And Only To Deceive (#116) is Tasha Alexander's first entry in her Lady Emily Ashton suspense series.
Set in England in the 1890s, Lady Emily admits that she married mainly to get away from her mother. Viscount Ashton seemed pleasant enough, but she barely knows him when he dies on an African safari. Mourning is serious business for a widow in Victorian London and after nearly two years, Emily is looking for something to occupy her for the remainder of her enforced seclusion. When one of Phillip's old friends wants to publish one of his papers on classical Greece as a tribute to Phillip, Emily finds herself intrigued by a side of her dead husband that she never knew. As she delves into Phillip's papers and journals looking for that monograph, she finds that her husband was truly in love with her and her own feelings about him change.

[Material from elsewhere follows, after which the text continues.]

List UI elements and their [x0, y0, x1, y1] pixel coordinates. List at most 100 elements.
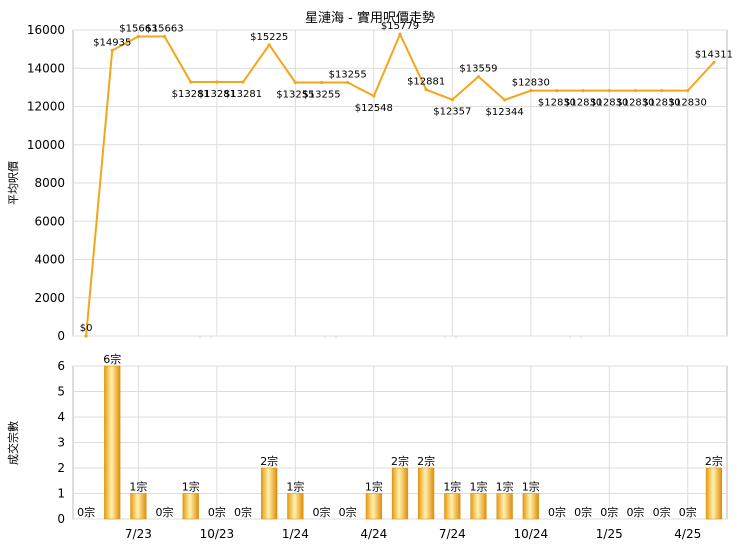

He was an avid collector of Greek antiquities, but Emily slowly comes to suspect that he was involved in a profitable art forgery ring along with his best friend, Colin Hargreaves. Emily must unravel the mystery of her husband's character as she evades her mother's machinations to marry her off again as soon as she is out of mourning. She is willing to defy some conventions, but she may be playing with fire if she flouts them all.
This is very much a novel of manners, somewhat in the vein of Deanna Raybourne's excellent series. I'm glad I have the next four books in Tasha Alexander's series sitting on my bookshelf so I can find out just what does happen to Lady Emily in her less than conventional future.